In Lysons’ Magna Britannia the family is named [246b] amongst the Cheshire families still resident in the county, whose descent has been continued in an uninterrupted male line for more than three centuries, and some of them for a much greater length of time. [246c]
In Ormerod’s Cheshire [246d] it is stated that some of the descendants of the family of Wyche were still remaining in the neighbourhood of Soss Moss Hall; that work was published in 1819: and in Lysons’ Mag. Britannia, [246e] which was published in 1810, it is stated that the immediate descendant of this ancient family, then (in 1810), rented a farm in the neighbourhood.

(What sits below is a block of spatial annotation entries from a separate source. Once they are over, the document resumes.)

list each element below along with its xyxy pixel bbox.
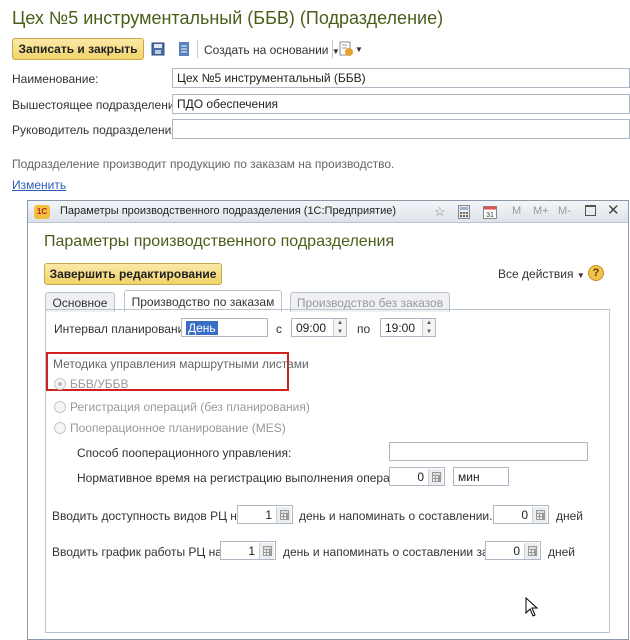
post-document-icon[interactable] (176, 41, 192, 57)
all-actions-label: Все действия (498, 267, 574, 281)
from-label: с (276, 322, 282, 336)
norm-time-label: Нормативное время на регистрацию выполне… (77, 471, 414, 485)
all-actions-menu[interactable]: Все действия ▼ (498, 267, 585, 281)
close-icon[interactable]: ✕ (607, 201, 620, 219)
from-time-value: 09:00 (296, 321, 327, 335)
calculator-icon[interactable] (524, 543, 539, 559)
head-label: Руководитель подразделения: (12, 123, 182, 137)
calculator-icon[interactable] (259, 543, 274, 559)
change-link[interactable]: Изменить (12, 178, 66, 192)
schedule-mid-label: день и напоминать о составлении за (283, 545, 489, 559)
create-based-on-menu[interactable]: Создать на основании ▼ (204, 43, 340, 57)
radio-button (54, 401, 66, 413)
info-text: Подразделение производит продукцию по за… (12, 157, 395, 171)
norm-time-field[interactable]: 0 (389, 467, 445, 486)
schedule-remind-field[interactable]: 0 (485, 541, 541, 560)
window-title: Цех №5 инструментальный (ББВ) (Подраздел… (12, 8, 444, 28)
to-label: по (357, 322, 371, 336)
to-time-spinner[interactable]: ▲ ▼ (422, 319, 435, 336)
memory-minus-icon[interactable]: M- (558, 205, 571, 217)
chevron-down-icon: ▼ (355, 44, 363, 54)
norm-time-value: 0 (417, 470, 424, 484)
calculator-icon[interactable] (532, 507, 547, 523)
radio-register-ops-label: Регистрация операций (без планирования) (70, 400, 310, 414)
calendar-icon[interactable]: 31 (483, 205, 497, 222)
norm-time-unit-field[interactable]: мин (453, 467, 509, 486)
schedule-label: Вводить график работы РЦ на (52, 545, 222, 559)
memory-plus-icon[interactable]: M+ (533, 205, 549, 217)
finish-editing-button[interactable]: Завершить редактирование (44, 263, 222, 285)
mouse-cursor-icon (525, 596, 539, 620)
production-params-dialog: 1С Параметры производственного подраздел… (27, 200, 629, 640)
avail-remind-field[interactable]: 0 (493, 505, 549, 524)
save-icon[interactable] (150, 41, 166, 57)
avail-remind-value: 0 (521, 508, 528, 522)
from-time-spinner[interactable]: ▲ ▼ (333, 319, 346, 336)
from-time-field[interactable]: 09:00 ▲ ▼ (291, 318, 347, 337)
to-time-field[interactable]: 19:00 ▲ ▼ (380, 318, 436, 337)
report-icon (339, 41, 353, 56)
memory-m-icon[interactable]: M (512, 205, 521, 217)
app-logo-icon: 1С (34, 205, 50, 219)
help-icon[interactable]: ? (588, 265, 604, 281)
avail-days-value: 1 (265, 508, 272, 522)
parent-label: Вышестоящее подразделение: (12, 98, 185, 112)
dialog-titlebar: 1С Параметры производственного подраздел… (28, 201, 628, 223)
calculator-icon[interactable] (276, 507, 291, 523)
avail-label: Вводить доступность видов РЦ на (52, 509, 244, 523)
avail-days-field[interactable]: 1 (237, 505, 293, 524)
avail-unit-label: дней (556, 509, 584, 523)
head-field[interactable] (172, 119, 630, 139)
op-mgmt-label: Способ пооперационного управления: (77, 446, 292, 460)
dialog-header: Параметры производственного подразделени… (44, 233, 395, 250)
interval-value: День (186, 321, 218, 335)
radio-register-ops[interactable]: Регистрация операций (без планирования) (54, 400, 310, 414)
name-field[interactable]: Цех №5 инструментальный (ББВ) (172, 68, 630, 88)
dialog-window-title: Параметры производственного подразделени… (60, 205, 397, 217)
radio-bbv-label: ББВ/УББВ (70, 377, 129, 391)
svg-text:31: 31 (486, 212, 494, 219)
calculator-icon[interactable] (428, 469, 443, 485)
radio-bbv[interactable]: ББВ/УББВ (54, 377, 128, 391)
report-menu[interactable]: ▼ (338, 41, 363, 57)
avail-mid-label: день и напоминать о составлении... (299, 509, 500, 523)
calculator-icon[interactable] (458, 205, 470, 222)
chevron-down-icon: ▼ (576, 271, 585, 280)
op-mgmt-field[interactable] (389, 442, 588, 461)
save-and-close-button[interactable]: Записать и закрыть (12, 38, 144, 60)
schedule-remind-value: 0 (513, 544, 520, 558)
favorite-star-icon[interactable]: ☆ (434, 204, 446, 220)
maximize-icon[interactable] (585, 205, 596, 216)
schedule-unit-label: дней (548, 545, 576, 559)
radio-button (54, 422, 66, 434)
radio-button (54, 378, 66, 390)
name-label: Наименование: (12, 72, 99, 86)
parent-field[interactable]: ПДО обеспечения (172, 94, 630, 114)
interval-field[interactable]: День (181, 318, 268, 337)
schedule-days-field[interactable]: 1 (220, 541, 276, 560)
create-based-label: Создать на основании (204, 43, 329, 57)
radio-mes[interactable]: Пооперационное планирование (MES) (54, 421, 286, 435)
route-method-label: Методика управления маршрутными листами (53, 357, 309, 371)
to-time-value: 19:00 (385, 321, 416, 335)
radio-mes-label: Пооперационное планирование (MES) (70, 421, 286, 435)
interval-label: Интервал планирования: (54, 322, 195, 336)
schedule-days-value: 1 (248, 544, 255, 558)
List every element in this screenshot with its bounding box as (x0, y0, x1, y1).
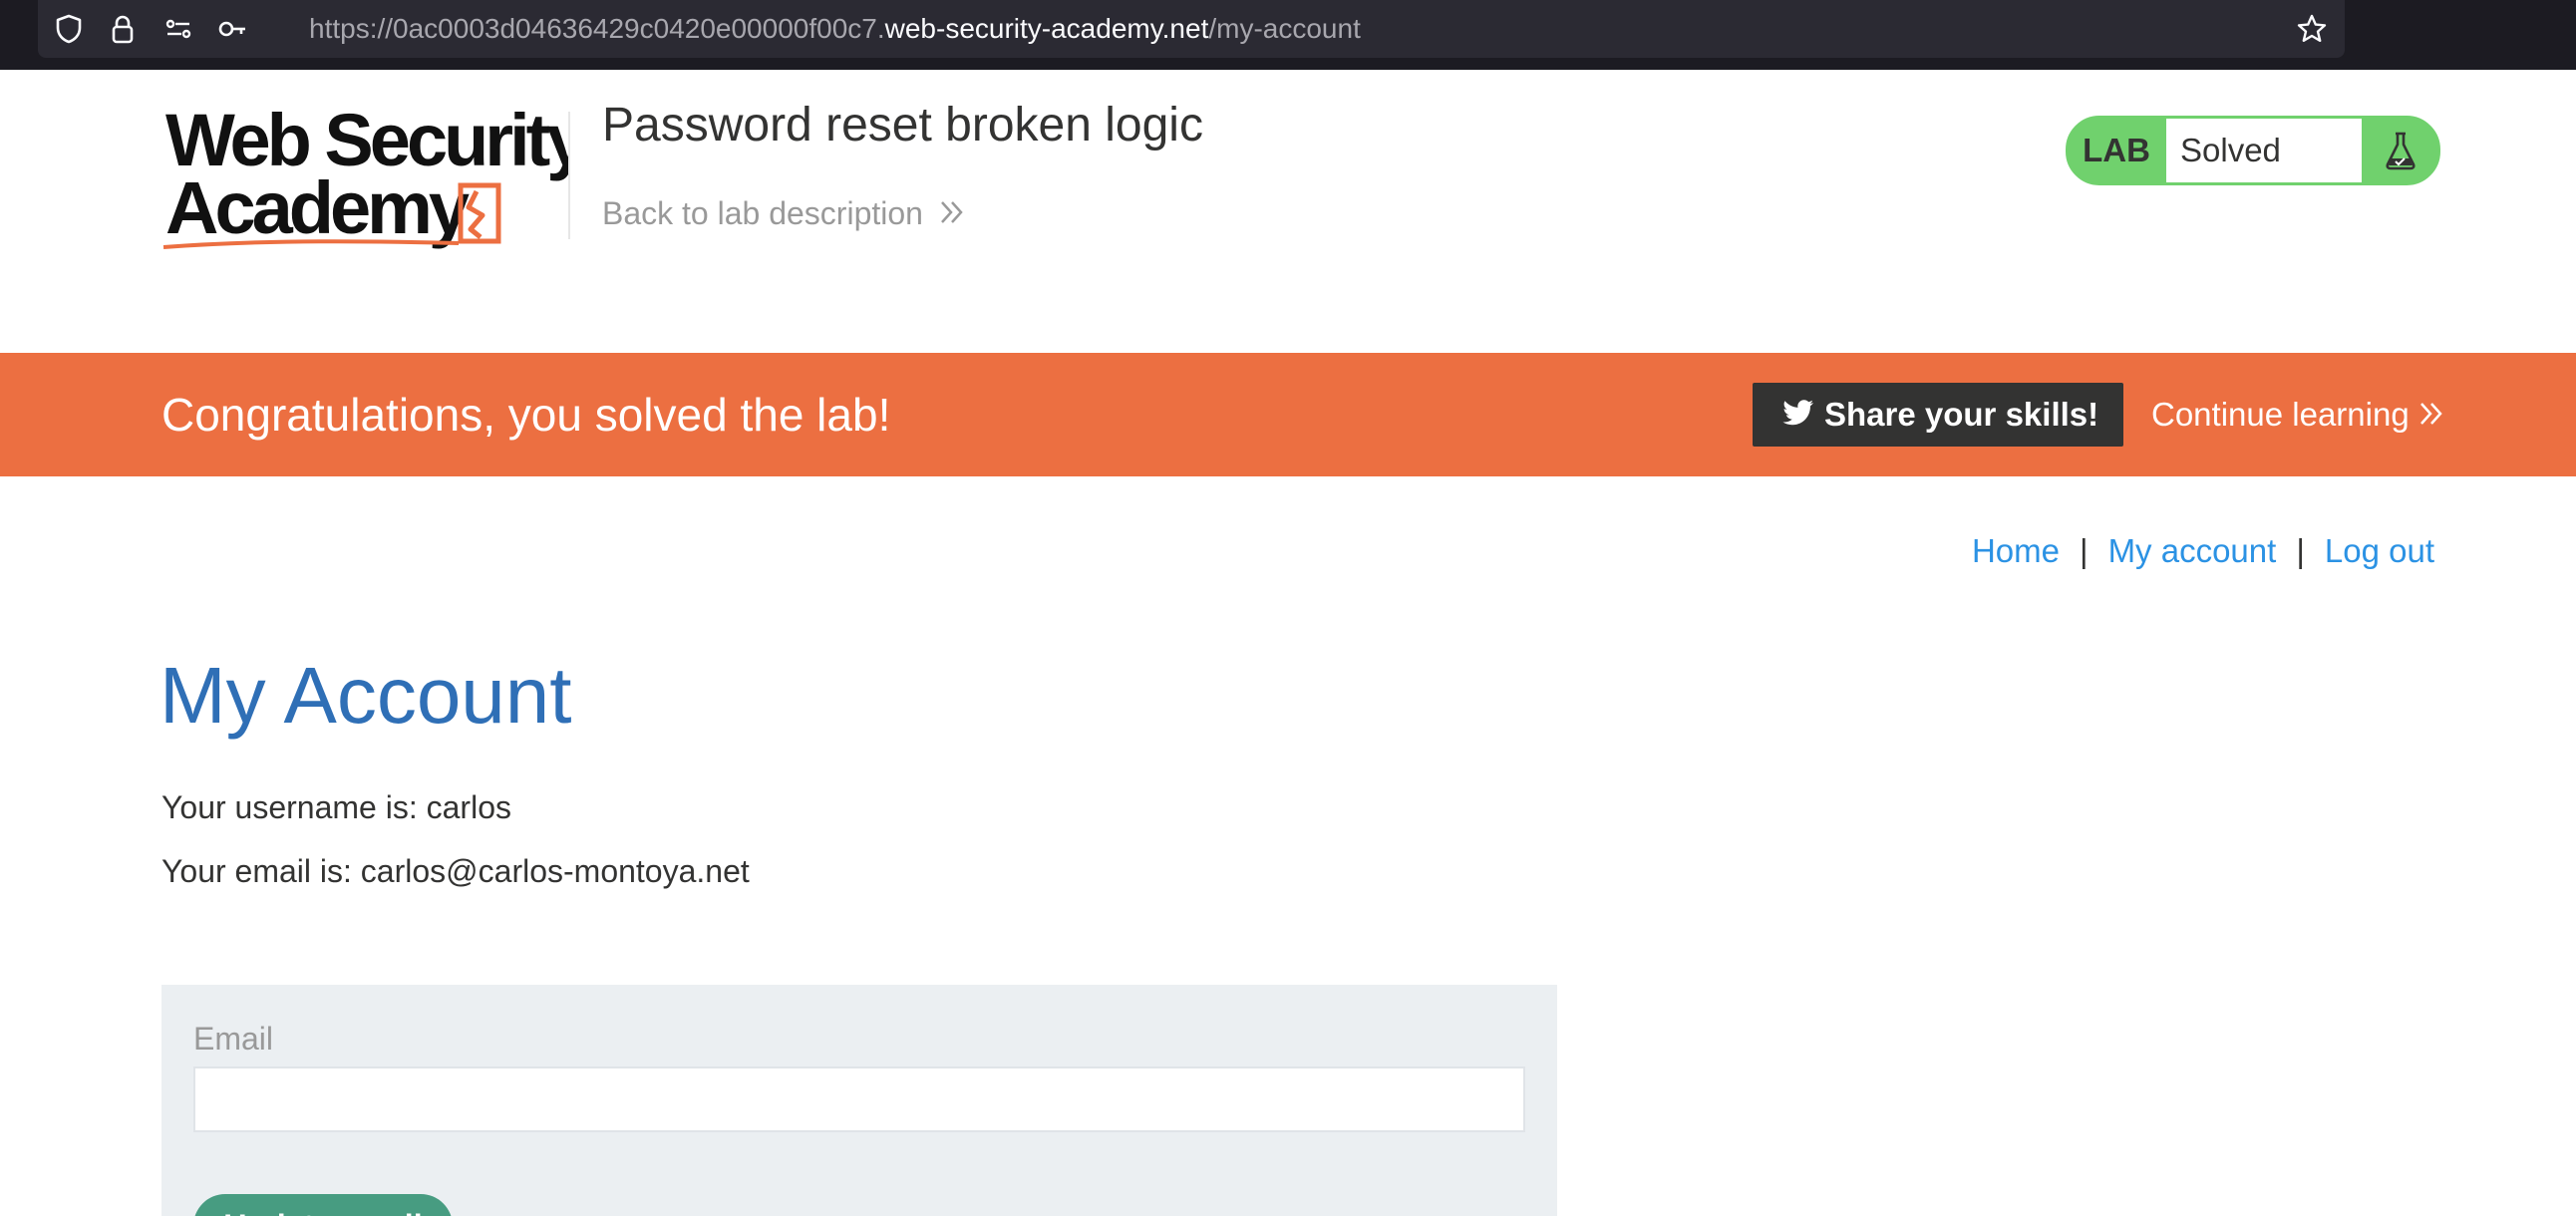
share-button-label: Share your skills! (1824, 396, 2099, 433)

It lies in my power to corroborate those statements. William Wyche, a tenant of my father, Richard Brooke, Esq., of Liverpool, resided, when those works were written, and during many years previously, on a farm which belongs to my father, [247] rather more than a mile from Soss Moss Hall; the farm, which is called the Peck Mill Farm, is in Little Warford, in the parish of Rostherne, and there is not any reason to doubt that William Wyche, the tenant, was, as he claimed to be, a lineal descendant of this ancient family. He was an old man, of limited education even for a small farmer, so much so that if he could read, he could not write perfectly. He died about 1821, and the farm was then occupied by his widow, Elizabeth Wyche, for several years, and afterwards by his son, Samuel Wyche, who was in very poor circumstances, and left it in 1839.